The Taiwanese have kept an eagle eye on political events in Hong Kong since before the 1997 handover. From the start they were sceptical about the Beijing’s talk of “two systems in one country” and pledges of peaceful reunification. Recent events in Hong Kong have confirmed their scepticism and is threatening to ignite a 71-year-old Asian powder keg which could all too easily lead to a Sino-American showdown.

The dispute dates back to 1949 when Chiang Kai-shek, leader of China’s Kuomintang government, fled across the Taiwan Straits a few months before Mao Zedong’s Chinese Communist Party declared victory in the long-running Chinese Civil War. He took with him China’s gold reserves, American-backing, a permanent seat on the UN Security Council and a totally unrealistic claim to rule the 3.7 billion square miles of Mainland China from an offshore island of 13,980 square miles.

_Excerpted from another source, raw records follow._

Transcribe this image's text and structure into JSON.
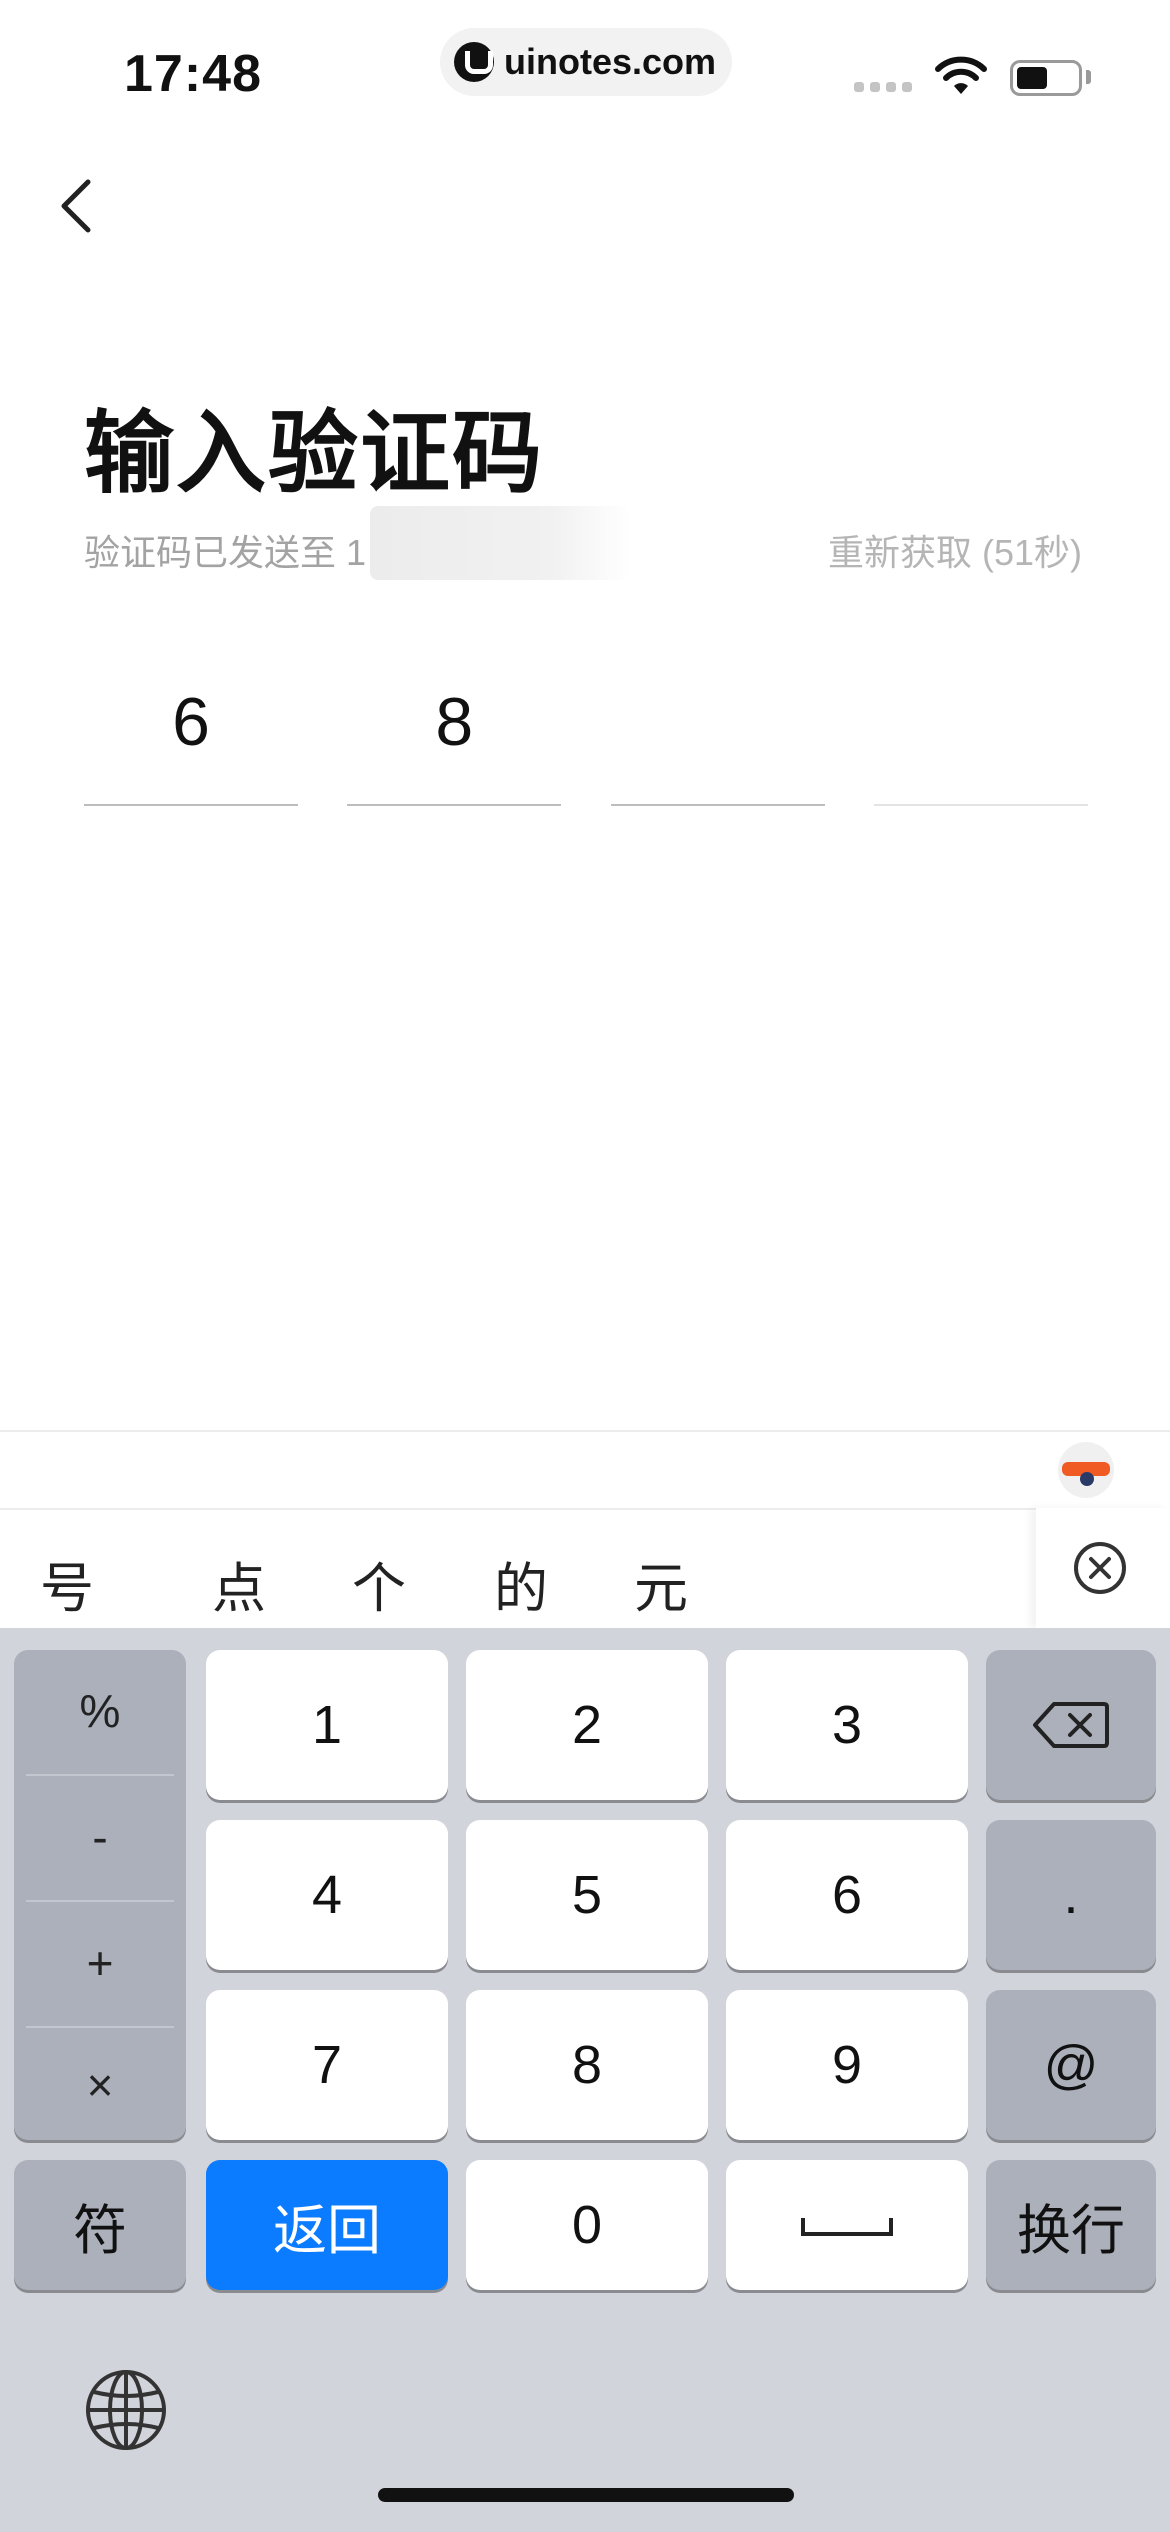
{
  "status_bar": {
    "time": "17:48",
    "watermark": "uinotes.com",
    "battery_percent": 55
  },
  "page": {
    "title": "输入验证码",
    "sent_text": "验证码已发送至 1",
    "resend": "重新获取 (51秒)"
  },
  "code": {
    "digits": [
      "6",
      "8",
      "",
      ""
    ]
  },
  "candidates": [
    "号",
    "点",
    "个",
    "的",
    "元"
  ],
  "keyboard": {
    "symbols": [
      "%",
      "-",
      "+",
      "×"
    ],
    "digits": [
      "1",
      "2",
      "3",
      "4",
      "5",
      "6",
      "7",
      "8",
      "9",
      "0"
    ],
    "dot": ".",
    "at": "@",
    "fu": "符",
    "return": "返回",
    "newline": "换行"
  },
  "colors": {
    "accent": "#0b7bff",
    "keyboard_bg": "#d1d4da",
    "key_gray": "#abb0bb"
  },
  "icons": [
    "back-chevron-icon",
    "wifi-icon",
    "battery-icon",
    "delete-icon",
    "clear-circle-icon",
    "space-icon",
    "globe-icon"
  ]
}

It couldn’t last. And it didn’t. In 1971 Taiwan lost its seat on the Security Council and the UN. In 1979 the US caved into the pressures of realpolitik and extended diplomatic recognition to Beijing. It maintained a de-facto embassy in the Taiwanese capital Taipei and pledged itself to the continued defense of the island, but in the eyes of Beijing and the rest of the world it was the de jure recognition that counted. Today there are only 15 countries (including the Vatican) that have diplomatic relations with Taiwan.